UK – The Food Standards Agency (FSA) has released the findings of its Retail Surveillance Survey, indicating commendable levels of compliance among UK food retailers, while also highlighting areas of concern related to undeclared allergens.

Conducted in October 2022, the survey targeted areas where potential risks were identified, with samples collected from both national supermarkets and smaller independent retailers, encompassing purchases made in-store and online.

Testing focused on detecting undeclared allergens, contaminants, adulteration, inaccurate composition, or incorrect labeling.

Of the food samples tested, an impressive 81 percent met regulatory requirements and adhered to legal standards.

Notably, 96 percent of items from larger food businesses demonstrated compliance. Furthermore, the data revealed a food authenticity rate of 97 percent, indicating the overall safety and integrity of the UK food supply chain.

Despite the majority of products meeting regulatory standards, concerns arose regarding the presence of undeclared allergens in certain food categories.

Approximately 16 percent of foods tested positive for undeclared allergens, with a notable finding of 27 percent of African spices containing undeclared peanut protein. Additionally, 17 out of 47 prepacked foods for direct sale (PPDS) were found to have allergens present without proper labeling.

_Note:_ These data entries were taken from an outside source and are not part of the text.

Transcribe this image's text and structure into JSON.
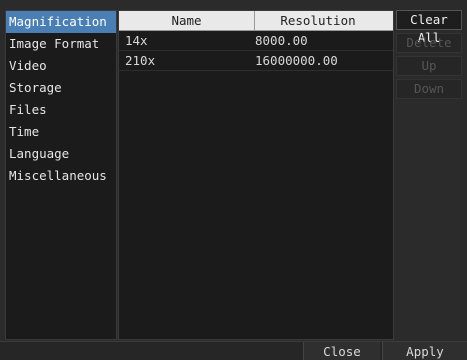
{
  "sidebar": {
    "items": [
      {
        "label": "Magnification"
      },
      {
        "label": "Image Format"
      },
      {
        "label": "Video"
      },
      {
        "label": "Storage"
      },
      {
        "label": "Files"
      },
      {
        "label": "Time"
      },
      {
        "label": "Language"
      },
      {
        "label": "Miscellaneous"
      }
    ]
  },
  "table": {
    "columns": [
      "Name",
      "Resolution"
    ],
    "rows": [
      {
        "name": "14x",
        "resolution": "8000.00"
      },
      {
        "name": "210x",
        "resolution": "16000000.00"
      }
    ]
  },
  "actions": {
    "clear_all": "Clear All",
    "delete": "Delete",
    "up": "Up",
    "down": "Down"
  },
  "footer": {
    "close": "Close",
    "apply": "Apply"
  },
  "colors": {
    "selected": "#4a7fb6",
    "header_bg": "#e9e9e9",
    "panel_bg": "#1b1b1b",
    "window_bg": "#2b2b2b"
  }
}
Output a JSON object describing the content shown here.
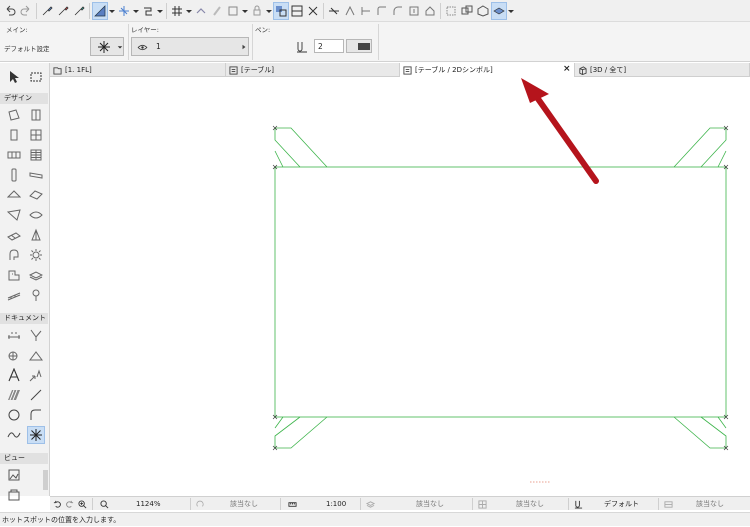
{
  "infobox": {
    "main_label": "メイン:",
    "default_settings": "デフォルト設定",
    "layer_label": "レイヤー:",
    "layer_value": "1",
    "pen_label": "ペン:",
    "pen_value": "2"
  },
  "tabs": [
    {
      "label": "[1. 1FL]"
    },
    {
      "label": "[テーブル]"
    },
    {
      "label": "[テーブル / 2Dシンボル]",
      "active": true
    },
    {
      "label": "[3D / 全て]"
    }
  ],
  "toolbox": {
    "design_header": "デザイン",
    "document_header": "ドキュメント",
    "view_header": "ビュー"
  },
  "navbar": {
    "zoom": "1124%",
    "filter1": "該当なし",
    "scale": "1:100",
    "filter2": "該当なし",
    "filter3": "該当なし",
    "pen_set": "デフォルト",
    "filter4": "該当なし"
  },
  "status": {
    "message": "ホットスポットの位置を入力します。"
  },
  "colors": {
    "drawing_line": "#3cb44a",
    "arrow": "#b5141c",
    "selection_blue": "#c9def5"
  }
}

Professor Rick Mumford, Deputy Chief Scientific Advisor & Deputy Director of Science, Research, and Evidence at the FSA, emphasized the survey’s role in aiding local authorities’ targeted food safety inspections.

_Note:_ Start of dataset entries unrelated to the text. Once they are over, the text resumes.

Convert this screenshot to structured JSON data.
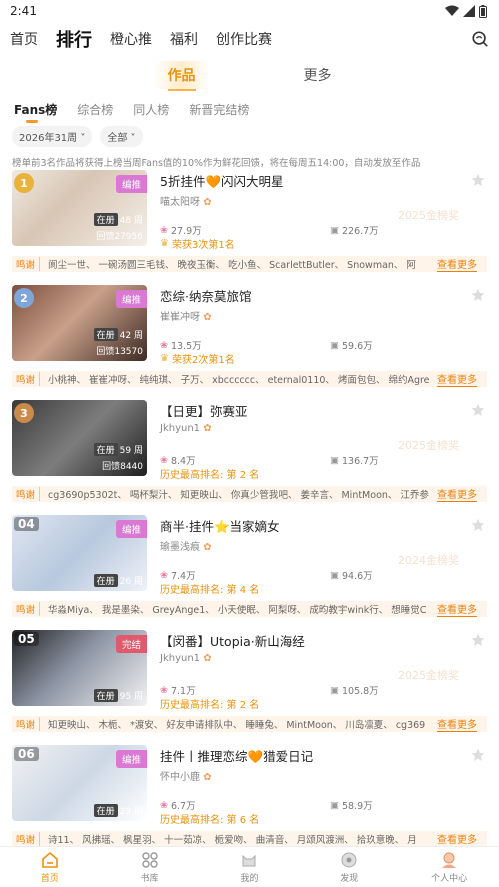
{
  "status": {
    "time": "2:41"
  },
  "nav": {
    "items": [
      "首页",
      "排行",
      "橙心推",
      "福利",
      "创作比赛"
    ],
    "active_index": 1
  },
  "sub_tabs": [
    "作品",
    "更多"
  ],
  "rank_tabs": [
    "Fans榜",
    "综合榜",
    "同人榜",
    "新晋完结榜"
  ],
  "filters": {
    "period": "2026年31周",
    "scope": "全部"
  },
  "notice": "榜单前3名作品将获得上榜当周Fans值的10%作为鲜花回馈，将在每周五14:00，自动发放至作品",
  "thanks_label": "鸣谢",
  "more_label": "查看更多",
  "works": [
    {
      "rank": "1",
      "title": "5折挂件🧡闪闪大明星",
      "author": "喵太阳呀",
      "tag": "编推",
      "shelf": "在册",
      "weeks": "48 周",
      "returns": "回馈27956",
      "fans": "27.9万",
      "collect": "226.7万",
      "honor": "荣获3次第1名",
      "watermark": "2025金榜奖",
      "thanks": "阆尘一世、 一碗汤圆三毛钱、 晚夜玉衡、 吃小鱼、 ScarlettButler、 Snowman、 阿"
    },
    {
      "rank": "2",
      "title": "恋综·纳奈莫旅馆",
      "author": "崔崔冲呀",
      "tag": "编推",
      "shelf": "在册",
      "weeks": "42 周",
      "returns": "回馈13570",
      "fans": "13.5万",
      "collect": "59.6万",
      "honor": "荣获2次第1名",
      "watermark": "",
      "thanks": "小桃神、 崔崔冲呀、 纯纯琪、 子万、 xbcccccc、 eternal0110、 烤面包包、 绵约Agre"
    },
    {
      "rank": "3",
      "title": "【日更】弥赛亚",
      "author": "Jkhyun1",
      "tag": "",
      "shelf": "在册",
      "weeks": "59 周",
      "returns": "回馈8440",
      "fans": "8.4万",
      "collect": "136.7万",
      "honor": "历史最高排名: 第 2 名",
      "watermark": "2025金榜奖",
      "thanks": "cg3690p5302t、 喝杯梨汁、 知更映山、 你真少管我吧、 姜辛言、 MintMoon、 江乔参"
    },
    {
      "rank": "04",
      "title": "商半·挂件⭐当家嫡女",
      "author": "瑜墨浅痕",
      "tag": "编推",
      "shelf": "在册",
      "weeks": "26 周",
      "returns": "",
      "fans": "7.4万",
      "collect": "94.6万",
      "honor": "历史最高排名: 第 4 名",
      "watermark": "2024金榜奖",
      "thanks": "华淼Miya、 我是墨染、 GreyAnge1、 小夭使眠、 阿梨呀、 成昀教宇wink行、 想睡觉C"
    },
    {
      "rank": "05",
      "title": "【闵番】Utopia·新山海经",
      "author": "Jkhyun1",
      "tag": "完结",
      "shelf": "在册",
      "weeks": "95 周",
      "returns": "",
      "fans": "7.1万",
      "collect": "105.8万",
      "honor": "历史最高排名: 第 2 名",
      "watermark": "2025金榜奖",
      "thanks": "知更映山、 木栀、 *渡安、 好友申请排队中、 睡睡兔、 MintMoon、 川岛凛夏、 cg369"
    },
    {
      "rank": "06",
      "title": "挂件丨推理恋综🧡猎爱日记",
      "author": "怀中小鹿",
      "tag": "编推",
      "shelf": "在册",
      "weeks": "29 周",
      "returns": "",
      "fans": "6.7万",
      "collect": "58.9万",
      "honor": "历史最高排名: 第 6 名",
      "watermark": "",
      "thanks": "诗11、 风拂瑶、 枫星羽、 十一茹凉、 栀爱吻、 曲清音、 月颂风渡洲、 拾玖意晚、 月"
    }
  ],
  "bottom_nav": [
    "首页",
    "书库",
    "我的",
    "发现",
    "个人中心"
  ],
  "colors": {
    "accent": "#e8930e",
    "tag_pink": "#d979d3",
    "tag_red": "#e05a6e"
  }
}
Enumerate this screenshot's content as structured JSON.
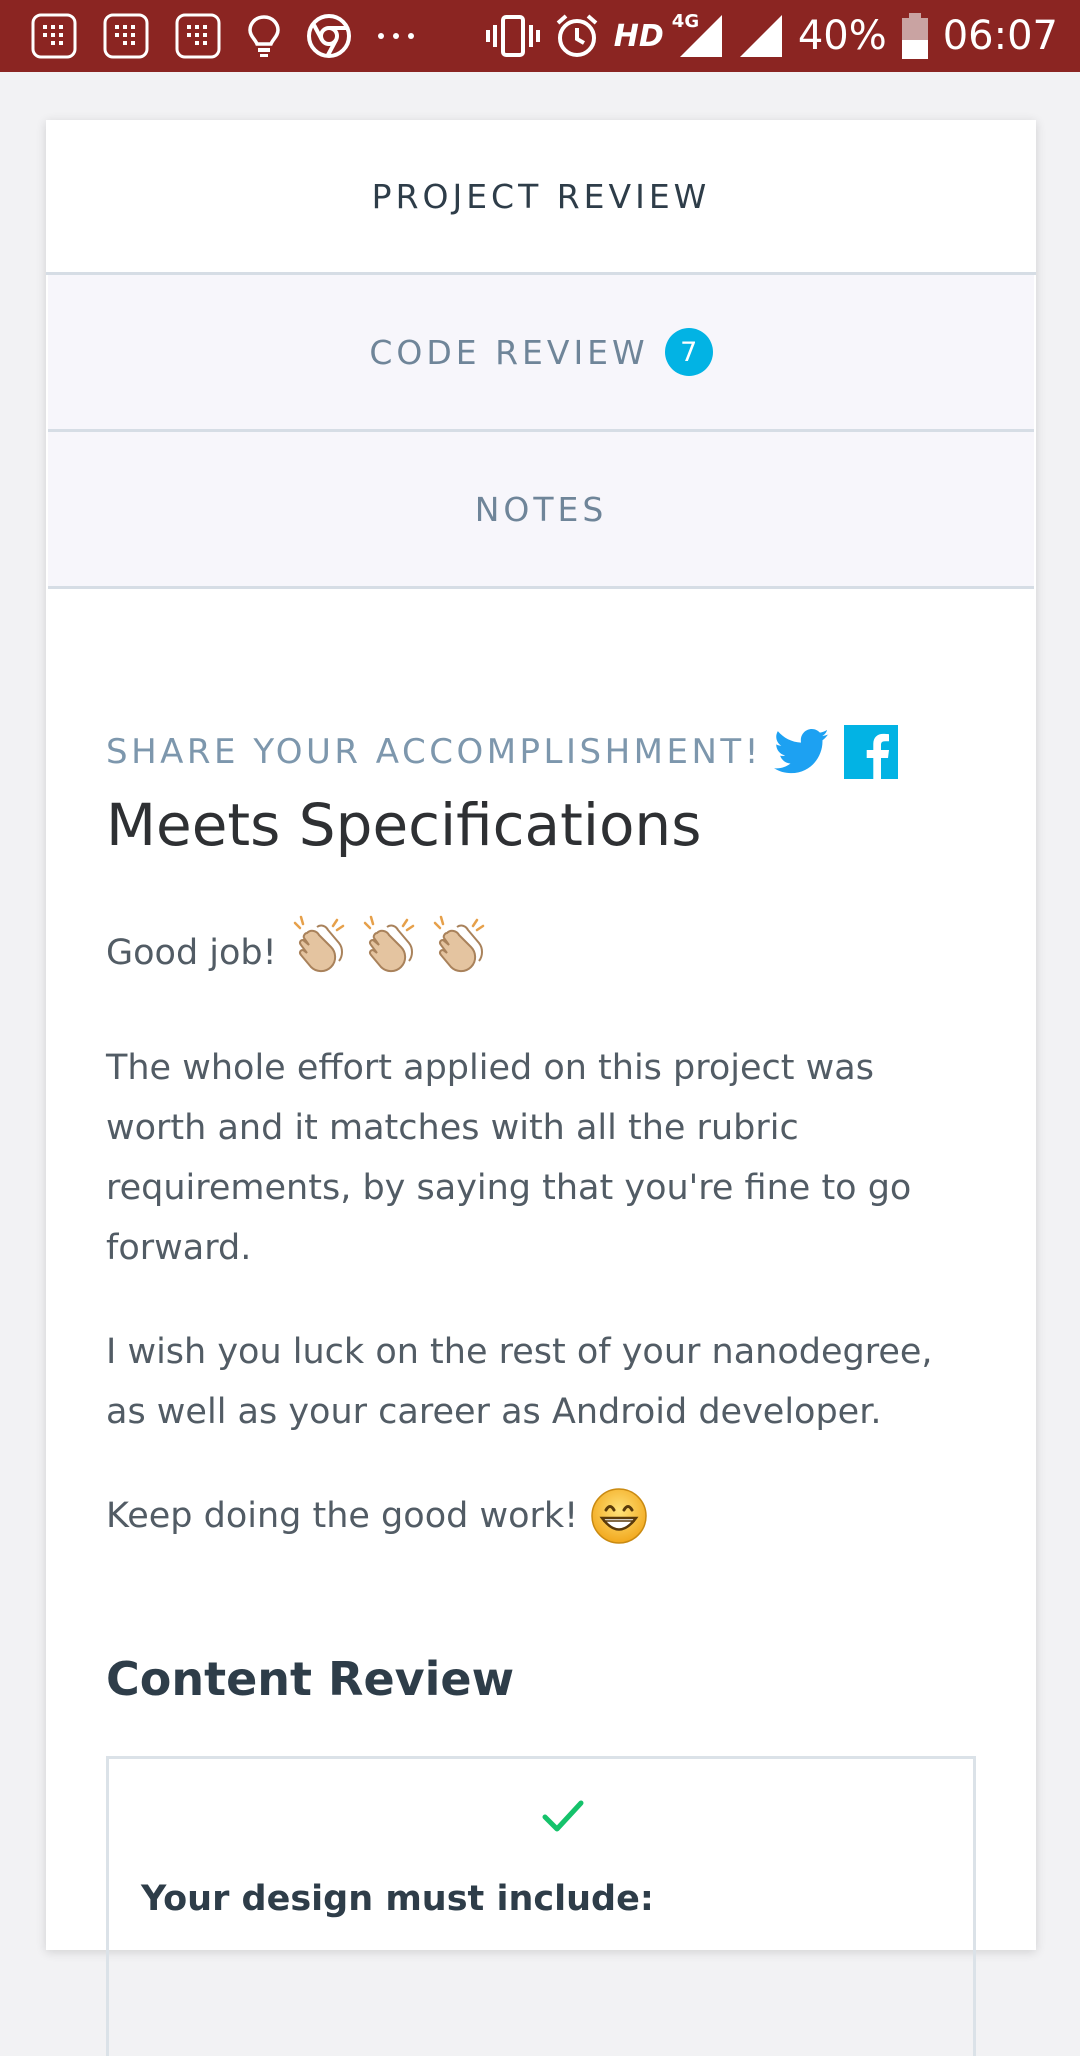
{
  "status_bar": {
    "battery_percent": "40%",
    "time": "06:07",
    "network_label": "HD",
    "network_type": "4G",
    "background_color": "#8b2522",
    "left_icons": [
      "calendar-icon",
      "calendar-icon",
      "calendar-icon",
      "lightbulb-icon",
      "chrome-icon",
      "more-dots-icon"
    ],
    "right_icons": [
      "vibrate-icon",
      "alarm-icon",
      "signal-icon",
      "signal-icon",
      "battery-icon"
    ]
  },
  "tabs": [
    {
      "label": "PROJECT REVIEW",
      "active": true
    },
    {
      "label": "CODE REVIEW",
      "badge": "7",
      "active": false
    },
    {
      "label": "NOTES",
      "active": false
    }
  ],
  "share": {
    "label": "SHARE YOUR ACCOMPLISHMENT!",
    "icons": [
      "twitter-icon",
      "facebook-icon"
    ]
  },
  "review": {
    "result_title": "Meets Specifications",
    "paragraph_1": "Good job!",
    "paragraph_2": "The whole effort applied on this project was worth and it matches with all the rubric requirements, by saying that you're fine to go forward.",
    "paragraph_3": "I wish you luck on the rest of your nanodegree, as well as your career as Android developer.",
    "paragraph_4": "Keep doing the good work!",
    "emojis": [
      "clapping-hands-emoji",
      "clapping-hands-emoji",
      "clapping-hands-emoji",
      "grinning-face-emoji"
    ]
  },
  "content_review": {
    "heading": "Content Review",
    "items": [
      {
        "status_icon": "check-icon",
        "text": "Your design must include:"
      }
    ]
  },
  "colors": {
    "accent": "#02b3e4",
    "success": "#15c26b",
    "twitter": "#1da1f2",
    "facebook": "#02b3e4",
    "muted_text": "#7d97ad"
  }
}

Recent changes to food law practices enable authorities to adopt a more risk-based approach, focusing resources on businesses posing greater risks to consumers.

In response to the survey findings, the FSA has allocated funding for local authorities in England and Northern Ireland to conduct further sampling of pre-packaged foods for direct sale and spice blends to detect allergens.

The regulator reaffirmed its commitment to ongoing surveillance programs aimed at identifying emerging risks within the UK food system to ensure consumer safety.